7 No caso em tela, é indubitável que a ré agiu de forma plena e consciente, tendo total domínio do fato ilícito. Ela, em concurso material, subtraiu junto com uma adolescente, utilizando arma de fogo, uma bolsa da vítima. Ademais, a moto que conduzia possuía uma adulteração na placa, através de adesivo. Praticou, por fim, o crime de corrupção de menores, este em concurso material com aqueles.

 

Recebida a denúncia (em 13/11/2017; id. 4722818 - Pág. 65) e instruído o feito, sobreveio a sentença recorrida.

A defesa pleiteia, em sede de razões recursais (id. 5410456 - Pág. 1/4), a absolvição da acusada, em atenção ao princípio in dubio pro reo.

O Ministério Público Estadual, em contrarrazões (id. 7167603 - Pág. 1/7), refuta as teses defensivas e pugna pela manutenção da sentença.

Por fim, o Ministério Público Superior opina pelo conhecimento e improvimento do recurso (id. 11410263 - Pág. 1/6).

Feito revisado (id.11468186).

É o relatório.

 VOTO

 

Presentes os pressupostos gerais de admissibilidade recursal objetivos (previsão legal, forma prescrita e tempestividade) e subjetivos (legitimidade, interesse e possibilidade jurídica), CONHEÇO do recurso interposto.

Como relatado, o recurso visa, tão somente, a absolvição da apelante.

Como não foi suscitada preliminar, passo à análise do mérito.

 

1 Da sentença condenatória.

Diante dos argumentos defensivos para fins de absolvição, cumpre analisar se o conjunto probatório encontra aptidão para consubstanciar os fatos narrados na inicial acusatória ou, eventualmente, amparar o pleito recursal.
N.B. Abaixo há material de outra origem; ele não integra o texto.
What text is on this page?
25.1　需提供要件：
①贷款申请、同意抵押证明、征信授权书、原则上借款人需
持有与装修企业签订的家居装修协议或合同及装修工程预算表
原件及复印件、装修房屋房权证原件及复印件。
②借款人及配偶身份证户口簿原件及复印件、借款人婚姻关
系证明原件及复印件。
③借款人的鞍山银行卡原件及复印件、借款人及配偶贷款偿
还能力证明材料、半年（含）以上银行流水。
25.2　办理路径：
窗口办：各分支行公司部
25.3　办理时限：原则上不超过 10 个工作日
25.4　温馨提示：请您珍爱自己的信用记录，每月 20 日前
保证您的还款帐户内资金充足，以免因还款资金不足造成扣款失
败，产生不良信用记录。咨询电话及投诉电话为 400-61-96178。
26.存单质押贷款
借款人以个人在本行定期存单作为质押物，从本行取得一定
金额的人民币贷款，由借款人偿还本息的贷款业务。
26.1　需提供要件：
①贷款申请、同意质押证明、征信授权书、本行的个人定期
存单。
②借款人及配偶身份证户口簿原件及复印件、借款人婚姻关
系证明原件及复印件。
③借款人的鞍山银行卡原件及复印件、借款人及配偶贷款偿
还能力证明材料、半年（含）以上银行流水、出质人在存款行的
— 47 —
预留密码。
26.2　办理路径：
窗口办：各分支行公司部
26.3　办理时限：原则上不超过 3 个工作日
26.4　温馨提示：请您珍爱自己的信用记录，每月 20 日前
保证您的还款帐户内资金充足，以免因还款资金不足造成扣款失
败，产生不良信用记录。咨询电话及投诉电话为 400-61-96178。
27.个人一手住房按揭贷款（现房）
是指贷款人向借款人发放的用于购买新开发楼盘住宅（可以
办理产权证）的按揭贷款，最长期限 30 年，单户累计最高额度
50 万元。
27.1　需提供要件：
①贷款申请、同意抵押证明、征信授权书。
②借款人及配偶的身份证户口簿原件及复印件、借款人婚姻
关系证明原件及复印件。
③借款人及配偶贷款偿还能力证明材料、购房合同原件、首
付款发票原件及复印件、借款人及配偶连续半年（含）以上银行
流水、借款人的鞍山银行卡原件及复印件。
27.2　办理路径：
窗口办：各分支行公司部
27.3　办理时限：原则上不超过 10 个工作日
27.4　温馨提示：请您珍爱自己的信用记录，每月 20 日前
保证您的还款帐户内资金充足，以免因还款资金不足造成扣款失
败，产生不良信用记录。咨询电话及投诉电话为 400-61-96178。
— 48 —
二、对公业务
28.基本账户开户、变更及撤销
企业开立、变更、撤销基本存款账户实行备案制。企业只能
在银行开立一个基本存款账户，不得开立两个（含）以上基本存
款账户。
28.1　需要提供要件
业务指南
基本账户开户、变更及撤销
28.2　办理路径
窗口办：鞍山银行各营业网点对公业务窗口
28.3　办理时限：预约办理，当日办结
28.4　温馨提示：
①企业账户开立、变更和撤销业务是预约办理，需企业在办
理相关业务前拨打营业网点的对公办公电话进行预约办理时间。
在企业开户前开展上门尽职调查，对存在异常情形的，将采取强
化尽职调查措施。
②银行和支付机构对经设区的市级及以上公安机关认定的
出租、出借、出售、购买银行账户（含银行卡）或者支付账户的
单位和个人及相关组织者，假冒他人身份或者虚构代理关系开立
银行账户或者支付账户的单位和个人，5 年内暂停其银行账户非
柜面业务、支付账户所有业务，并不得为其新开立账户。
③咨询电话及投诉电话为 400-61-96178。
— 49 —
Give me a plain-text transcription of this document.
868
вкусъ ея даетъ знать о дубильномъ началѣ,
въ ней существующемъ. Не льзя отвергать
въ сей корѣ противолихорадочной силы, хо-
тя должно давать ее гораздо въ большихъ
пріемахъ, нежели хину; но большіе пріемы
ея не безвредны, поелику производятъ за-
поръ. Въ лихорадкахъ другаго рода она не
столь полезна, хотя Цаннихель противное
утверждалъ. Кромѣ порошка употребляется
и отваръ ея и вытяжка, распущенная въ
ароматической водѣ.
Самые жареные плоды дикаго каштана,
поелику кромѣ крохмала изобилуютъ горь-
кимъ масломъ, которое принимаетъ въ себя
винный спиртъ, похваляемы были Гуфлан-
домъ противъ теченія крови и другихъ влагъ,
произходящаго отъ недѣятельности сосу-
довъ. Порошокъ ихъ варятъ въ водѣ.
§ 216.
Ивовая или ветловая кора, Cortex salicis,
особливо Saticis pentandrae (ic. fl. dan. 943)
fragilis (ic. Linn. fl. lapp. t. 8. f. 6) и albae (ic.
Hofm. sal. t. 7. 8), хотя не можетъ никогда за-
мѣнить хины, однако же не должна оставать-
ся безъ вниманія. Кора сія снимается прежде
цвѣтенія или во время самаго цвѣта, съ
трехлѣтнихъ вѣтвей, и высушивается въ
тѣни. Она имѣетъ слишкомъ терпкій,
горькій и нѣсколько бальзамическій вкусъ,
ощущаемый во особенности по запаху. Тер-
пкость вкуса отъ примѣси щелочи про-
ROUBO E CORRUPÇÃO DE MENORES. CONJUNTO PROBATÓRIO (SUFICIENTE). Pelo que consta dos autos, a materialidade, autoria e tipicidade delitivas resultaram suficientemente demonstradas pela prova oral colhida em juízo, alcançando standard probatório suficiente (para além da dúvida razoável) no sentido de que a acusada praticou os delitos tipificados nos arts. 157, §2º, I e II, do Código Penal (roubo majorado), e 244-B da Lei 8.069/1990 (corrupção de menores), c/c o art. 69 do Código Penal (concurso material).

ADULTERAÇÃO DE SINAL IDENTIFICADOR DE VEÍCULO AUTOMOTOR. CONJUNTO PROBATÓRIO (INSUFICIENTE). Por outro lado, inexiste prova suficiente a amparar a certeza da autoria quanto à prática do delito tipificado no art. 311, caput, do Código Penal (adulteração de sinal identificador de veículo automotor).

RAZÕES DE FATO. (I) ROUBO E CORRUPÇÃO DE MENORES. PALAVRA DA VÍTIMA (FIRME). RECONHECIMENTO (RATIFICADO EM JUÍZO). CONFISSÃO JUDICIAL. (II) ADULTERAÇÃO DE SINAL IDENTIFICADOR DE VEÍCULO AUTOMOTOR. PRESUNÇÃO DE AUTORIA (INVIÁVEL). Com efeito, a vítima confirmou em juízo o depoimento extrajudicial que amparou o oferecimento da denúncia, no sentido de que foi abordada por 02 (duas) infratoras, em uma motocicleta. A que estava sentada na garupa desceu e, apontando um revólver, exigiu-lhe os pertences. Lograram êxito em subtrair a bolsa, contendo seus documentos e quantia em dinheiro. Cada qual usava capacete. Porém, aquela que portava a arma de fogo levantou o visor, sendo então possível gravar a sua fisionomia. Tratava-se da apelante, consoante reconhecimento realizado pela vítima em audiência. Após a dupla empreender fuga, a vítima contatou a polícia militar. E, cerca de 15 (quinze) minutos depois, realizaram a prisão em flagrante da acusada, ainda na companhia da comparsa, menor de idade, bem como, na posse da arma de fogo.

Os 02 (dois) policiais militares ouvidos em juízo confirmaram suas participações nas diligências que culminaram na prisão em flagrante da apelante e da comparsa, menor de idade. Ambas trafegavam em uma motocicleta com a placa adulterada.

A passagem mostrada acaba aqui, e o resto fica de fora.